Counting the cost: How expensive is an F1 car?


Formula One is an expensive business.

Teams employ hundreds of staff and spend millions of pounds not just in travelling round and round the world to compete in the 19 races but also in developing their cars day and night to stay on the pace.

A resource restriction agreement limits the number of staff sent to races and puts constraints on the use of tools like wind tunnels and CFD computers back at base, but there is still a massive cost involved just to stay on the grid and compete every season.

It’s hard to judge exactly what a car costs because although it’s well over £1m in raw materials alone, the actual funds required for development go way beyond that, with annual budgets running between £60m for the smallest teams to well over £200m for the biggest.

The largest part of that spend is on research and development and the constant search for lap time, with lots of engineers in the design office all earning above average salaries (but working above average hours!) in return for their expertise and innovation.

All of their ideas must be constructed and tested before they are passed to go onto the real car, and the cost of running a wind tunnel and even powering up and cooling the super computers that run the CFD programmes can run into millions.

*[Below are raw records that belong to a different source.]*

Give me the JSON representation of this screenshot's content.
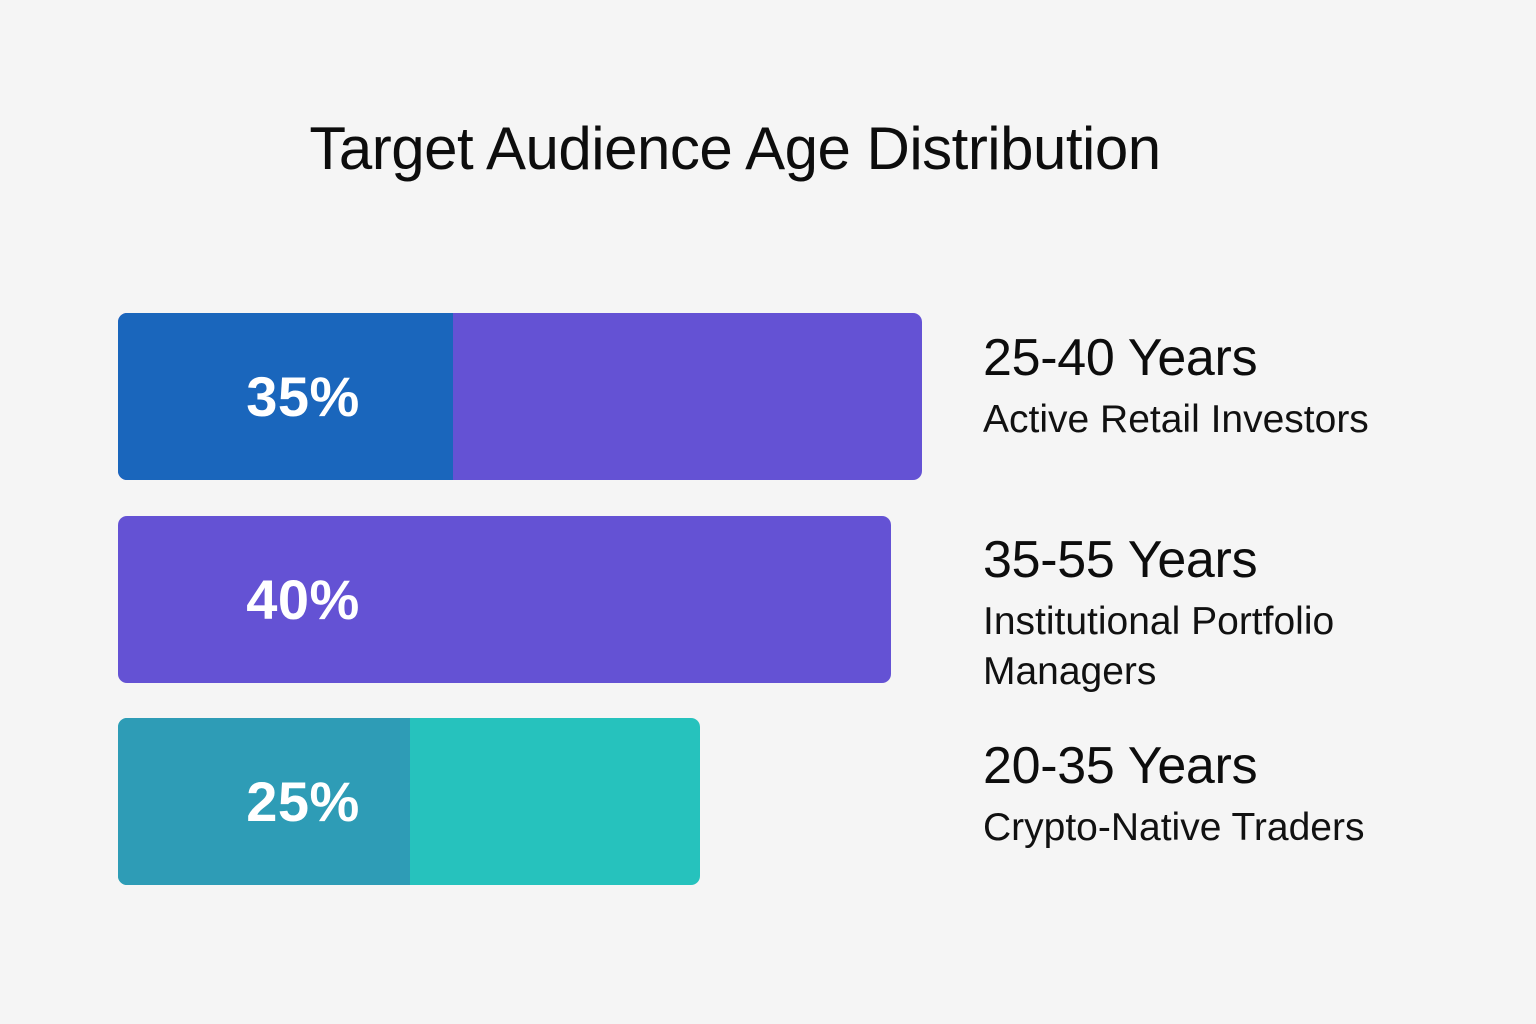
{
  "chart_data": {
    "type": "bar",
    "orientation": "horizontal",
    "title": "Target Audience Age Distribution",
    "xlim": [
      0,
      100
    ],
    "grid": false,
    "categories": [
      "25-40 Years",
      "35-55 Years",
      "20-35 Years"
    ],
    "values": [
      35,
      40,
      25
    ],
    "value_labels": [
      "35%",
      "40%",
      "25%"
    ],
    "descriptions": [
      "Active Retail Investors",
      "Institutional Portfolio Managers",
      "Crypto-Native Traders"
    ],
    "colors": {
      "bar_1_fill": "#6452d4",
      "bar_1_segment": "#1a66bc",
      "bar_2_fill": "#6452d4",
      "bar_3_fill": "#26c2bd",
      "bar_3_segment": "#2e9cb6",
      "label_text": "#ffffff"
    }
  }
}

Manufacturing the cars to the precision required in F1 means teams must invest in advanced machinery, from high-tech high-pressure autoclaves used to ‘cook’ full-size carbon fibre components to cutting-edge 3D printing machines that create plastic test parts.

The raw materials used are also far from cheap, with the need for a combination of high strength and low weight leading to the use of high grade metals and metres and metres of carbon fibre sheeting.

It all adds up to some big numbers and the bill for any on track incident can run into hundreds of thousands - even simply knocking off a front wing can cost as much as buying a premium sports car.

Here’s a rundown from Caterham of the approximate costs for some of the key car parts:

- Monocoque/Chassis: £1m

- Floor: £300K minimum

- Nose cone: £250k

- Front wing: £150K

- Steering wheel: £50K

- Suspension member: £10K upwards, depending on the part

- Tyres: £1,300 per set (supplied by Pirelli, information supplied external to Caterham)

The cost of other component parts like brake disks and wheels are closely guarded, as these are all competitive supplier parts. Likewise for the engine, KERS and gearbox, which Caterham has to buy from Renault and Red Bull Technology. But suffice to say the latter, which are clearly key components, add up to more than £10m per year.

Even the clothing bill is pretty high, with each mechanic’s fireproof suit costing around £500 – and at least 16 of them having to be kitted out for the pit stop.

A driver's helmet, meanwhile, costs from £5k for a simple design but it can be thousands more if it has an intricate paint scheme. And that only lasts for a maximum of three races.

Then there’s the trucks and motorhomes – and Caterham has NINE trucks in total that they use during the year. Their two bespoke race trucks alone cost a total of £1.3m (and Ferrari’s new pair are believed to have cost them a cool £3m).

Then there’s the cost of freighting and transporting the team all around the world...

It all adds up.

But at least these other high costs mean they can’t complain about the price of petrol – because they pay the same for theirs as you would on your local garage forecourt.